Pour un service public de la petite enfance

Pourquoi investir dans la petite enfance ?

- Pour réduire les inégalités sociales et scolaires qui se jouent dès le plus jeune âge, les effets de l’environnement familial étant particulièrement prégnants dans les premières années de l’enfant. La fréquentation de la crèche, en développant les compétences cognitives de l’enfant, sa socialisation et donc son adaptation rapide dans le groupe puis dans la classe, favorise nettement un parcours sans incidents, notamment chez les enfants de milieux populaires qui augmentent leurs chances de mobilité sociale.

- Pour améliorer le travail des femmes qui reste encore fortement impacté par l’arrivée d’un enfant. Investir dans la petite enfance doit permettre à terme d’augmenter le taux d’emploi des femmes ayant un enfant en bas âge et de réduire le recours au travail à temps partiel. Cela représente donc à la fois un élément d’égalité entre hommes et femmes mais également un potentiel économique important pour la croissance et l’équilibre des comptes sociaux. Investir dans la petite enfance dépasse ainsi largement les besoins stricto sensu des familles et relève de l’intérêt général de la société.

- Pour constituer une véritable politique de prévention qui, en tissant un lien de confiance avec les familles en difficulté, institue un précieux espace de dialogue et de soutien à la parentalité.

Quels sont les besoins aujourd’hui ?

- On estime a minima que  400 000 places font défaut. Ce chiffre ne recouvre que les demandes officielles de places en crèche. Or, nombreuses sont les familles qui, faute de structure d’accueil ou parce que l’un des parents est sans emploi, n’en font pas la demande alors même que ce sont ces familles qui en auraient le plus besoin.

- Au déficit quantitatif s’ajoute un déficit qualitatif : investir dans la petite enfance ne signifie pas multiplier tous les modes de garde sans distinction. Le système actuel rejette les familles les plus défavorisées vers des gardes informelles, quand ce n’est pas vers les parents eux-mêmes. Le besoin se situe donc en priorité au niveau des équipements collectifs proposant une offre d’accueil de qualité.

- La réponse du gouvernement n’est pas à la hauteur des enjeux. Pire, sous couverts de slogans tels que « le libre choix » ou « le droit opposable à la garde d’enfant », le gouvernement aurait même tendance à dégrader la qualité des dispositifs existants en diminuant la proportion des professionnels les plus qualifiés et en détériorant le taux d’encadrement des enfants.

Nos propositions

Au regard des enjeux ainsi posés, il est aujourd’hui essentiel de donner les moyens nécessaires à la mise en place d’un véritable service public de la petite enfance. Celui-ci doit permettre à chacun de bénéficier d’un accueil de qualité indispensable au bon développement de l’enfant.

- Orienter massivement les investissements publics vers la création d’un véritable service public de la petite enfance à travers le développement de structures collectives de qualité accessibles au plus grand nombre (taux d’encadrement d’un adulte pour 5 enfants de moins de 3 ans).

- Créer de l’emploi de qualité en accordant des qualifications et une valorisation des métiers à la hauteur des responsabilités induites par l’accueil des jeunes enfants. Ceci implique le développement de formations destinées aux assistantes maternelles et aux auxiliaires parentales.

- Compte tenu des contraintes financières auxquelles l’Etat sera confronté dans les années à venir, des choix devront être opérés. Nous proposons donc de rééquilibrer l’effort budgétaire en direction des familles à faible revenus en modulant les aides qui bénéficient aux familles les plus aisées: nous proposons de conditionner les réductions d’impôt à la qualité de l’offre de garde (systèmes d’agrément et labellisation sur la base de la formation et du statut du salarié).

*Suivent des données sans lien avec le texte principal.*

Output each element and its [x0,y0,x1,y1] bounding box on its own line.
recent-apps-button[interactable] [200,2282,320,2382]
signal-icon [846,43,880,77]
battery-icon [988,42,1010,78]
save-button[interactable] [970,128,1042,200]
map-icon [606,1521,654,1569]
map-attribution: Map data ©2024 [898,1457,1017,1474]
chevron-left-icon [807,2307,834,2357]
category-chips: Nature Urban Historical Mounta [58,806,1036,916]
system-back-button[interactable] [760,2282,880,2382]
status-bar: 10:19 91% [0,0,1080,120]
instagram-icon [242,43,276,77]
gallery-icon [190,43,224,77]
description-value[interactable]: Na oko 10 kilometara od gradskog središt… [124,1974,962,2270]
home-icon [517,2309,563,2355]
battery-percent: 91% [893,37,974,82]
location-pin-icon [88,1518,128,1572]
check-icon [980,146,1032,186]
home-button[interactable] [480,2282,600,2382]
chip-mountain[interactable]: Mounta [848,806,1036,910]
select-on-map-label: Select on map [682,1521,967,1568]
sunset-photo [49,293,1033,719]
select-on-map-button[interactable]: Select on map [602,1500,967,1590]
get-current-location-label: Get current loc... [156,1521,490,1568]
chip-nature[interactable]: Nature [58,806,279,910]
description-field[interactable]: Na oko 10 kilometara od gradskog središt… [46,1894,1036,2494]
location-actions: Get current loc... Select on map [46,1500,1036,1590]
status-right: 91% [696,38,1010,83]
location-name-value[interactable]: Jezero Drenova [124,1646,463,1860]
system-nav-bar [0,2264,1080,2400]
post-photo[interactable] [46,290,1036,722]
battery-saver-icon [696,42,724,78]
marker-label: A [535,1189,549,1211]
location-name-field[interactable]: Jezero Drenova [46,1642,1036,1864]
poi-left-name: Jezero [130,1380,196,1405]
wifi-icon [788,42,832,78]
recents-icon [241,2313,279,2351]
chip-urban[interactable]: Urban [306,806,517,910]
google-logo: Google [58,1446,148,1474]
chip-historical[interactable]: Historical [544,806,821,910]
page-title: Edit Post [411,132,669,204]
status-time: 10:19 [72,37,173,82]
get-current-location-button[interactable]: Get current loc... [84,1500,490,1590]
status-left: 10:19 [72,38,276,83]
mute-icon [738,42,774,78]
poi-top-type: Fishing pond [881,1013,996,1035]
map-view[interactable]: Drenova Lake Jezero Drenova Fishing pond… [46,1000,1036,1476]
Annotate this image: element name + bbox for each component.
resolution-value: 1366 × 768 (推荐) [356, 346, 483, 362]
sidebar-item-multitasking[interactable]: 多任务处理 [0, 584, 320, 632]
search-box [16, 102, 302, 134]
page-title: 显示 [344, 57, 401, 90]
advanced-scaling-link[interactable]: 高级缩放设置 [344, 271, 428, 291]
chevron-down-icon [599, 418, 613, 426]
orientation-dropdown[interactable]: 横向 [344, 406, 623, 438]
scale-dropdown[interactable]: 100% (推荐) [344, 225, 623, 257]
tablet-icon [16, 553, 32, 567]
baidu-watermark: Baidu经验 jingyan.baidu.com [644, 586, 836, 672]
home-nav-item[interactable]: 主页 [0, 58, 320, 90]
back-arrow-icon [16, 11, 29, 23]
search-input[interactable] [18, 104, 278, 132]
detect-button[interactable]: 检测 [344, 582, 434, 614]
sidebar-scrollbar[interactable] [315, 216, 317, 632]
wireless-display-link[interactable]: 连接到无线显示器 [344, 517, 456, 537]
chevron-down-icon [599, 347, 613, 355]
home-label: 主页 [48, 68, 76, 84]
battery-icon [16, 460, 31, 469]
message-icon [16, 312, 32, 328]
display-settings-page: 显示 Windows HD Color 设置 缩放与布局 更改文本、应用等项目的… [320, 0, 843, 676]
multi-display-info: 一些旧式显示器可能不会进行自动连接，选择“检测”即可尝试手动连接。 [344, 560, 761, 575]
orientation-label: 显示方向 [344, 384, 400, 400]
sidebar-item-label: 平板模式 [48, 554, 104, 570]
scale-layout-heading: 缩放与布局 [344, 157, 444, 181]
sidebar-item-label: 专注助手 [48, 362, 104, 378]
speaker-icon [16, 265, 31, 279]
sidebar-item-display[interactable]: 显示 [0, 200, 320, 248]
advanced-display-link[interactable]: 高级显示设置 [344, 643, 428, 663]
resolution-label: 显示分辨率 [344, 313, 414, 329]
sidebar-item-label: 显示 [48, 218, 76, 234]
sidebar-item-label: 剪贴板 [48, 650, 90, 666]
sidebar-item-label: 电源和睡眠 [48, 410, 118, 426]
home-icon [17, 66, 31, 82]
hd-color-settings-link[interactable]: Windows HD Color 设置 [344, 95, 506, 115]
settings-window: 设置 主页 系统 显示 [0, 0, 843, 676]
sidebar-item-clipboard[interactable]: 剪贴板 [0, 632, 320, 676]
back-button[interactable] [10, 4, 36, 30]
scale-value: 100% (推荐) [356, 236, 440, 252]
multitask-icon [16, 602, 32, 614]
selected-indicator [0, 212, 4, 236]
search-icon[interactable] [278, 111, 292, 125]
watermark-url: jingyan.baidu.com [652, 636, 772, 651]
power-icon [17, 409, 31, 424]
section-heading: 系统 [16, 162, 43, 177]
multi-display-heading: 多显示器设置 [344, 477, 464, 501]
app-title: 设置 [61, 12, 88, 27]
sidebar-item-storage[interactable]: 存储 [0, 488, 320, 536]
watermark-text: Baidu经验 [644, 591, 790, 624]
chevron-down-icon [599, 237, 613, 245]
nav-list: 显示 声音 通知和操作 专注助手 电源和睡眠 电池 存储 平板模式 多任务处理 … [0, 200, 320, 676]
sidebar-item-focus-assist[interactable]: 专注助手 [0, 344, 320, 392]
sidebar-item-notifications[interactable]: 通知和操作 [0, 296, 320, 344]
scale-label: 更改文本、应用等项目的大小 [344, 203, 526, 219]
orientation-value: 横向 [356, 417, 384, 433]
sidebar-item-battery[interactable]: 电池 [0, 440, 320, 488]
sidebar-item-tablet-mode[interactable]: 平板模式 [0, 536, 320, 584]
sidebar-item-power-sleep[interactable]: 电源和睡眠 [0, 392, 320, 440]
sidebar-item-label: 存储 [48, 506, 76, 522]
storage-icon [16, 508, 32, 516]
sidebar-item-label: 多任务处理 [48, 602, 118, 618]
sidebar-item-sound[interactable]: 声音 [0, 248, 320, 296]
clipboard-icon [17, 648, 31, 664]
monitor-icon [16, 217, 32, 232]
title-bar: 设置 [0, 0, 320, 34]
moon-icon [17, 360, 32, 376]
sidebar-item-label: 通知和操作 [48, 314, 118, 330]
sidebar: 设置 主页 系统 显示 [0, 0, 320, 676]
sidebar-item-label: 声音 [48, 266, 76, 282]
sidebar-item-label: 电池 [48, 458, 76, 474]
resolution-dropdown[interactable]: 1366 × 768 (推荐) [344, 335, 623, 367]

Il s’agit donc de créer un cercle vertueux favorisant le choix de modes de garde alliant formation de qualité et stabilité de l’emploi (sortir du rapport individuel entre employé et employeur en s’appuyant sur des structures intermédiaires)

Au-delà de l’investissement dans les modes d’accueil, l’investissement dans la petite enfance doit se traduire par l’approfondissement de deux axes supplémentaires :

- La Réforme de l’actuel congé parental : il doit être réduit à une durée d’un an maximum, réparti de façon strictement paritaire entre les parents et mieux rémunérée. L’objectif est double :

- laisser un réel choix aux familles qui le souhaitent de passer plus de temps auprès de l’enfant pendant sa première année, ce mode de garde individualisé permettant de mieux répondre aux besoins du jeune enfant tout en libérant des places en crèche pour les enfants de 1 à 3 ans, période ô combien importante dans leur développement.

- la parité instaurée entre les parents dans la prise de ce congé parental tendrait à favoriser l’égalité femmes/hommes sur le marché du travail et au sein du couple à travers une meilleure répartition des tâches.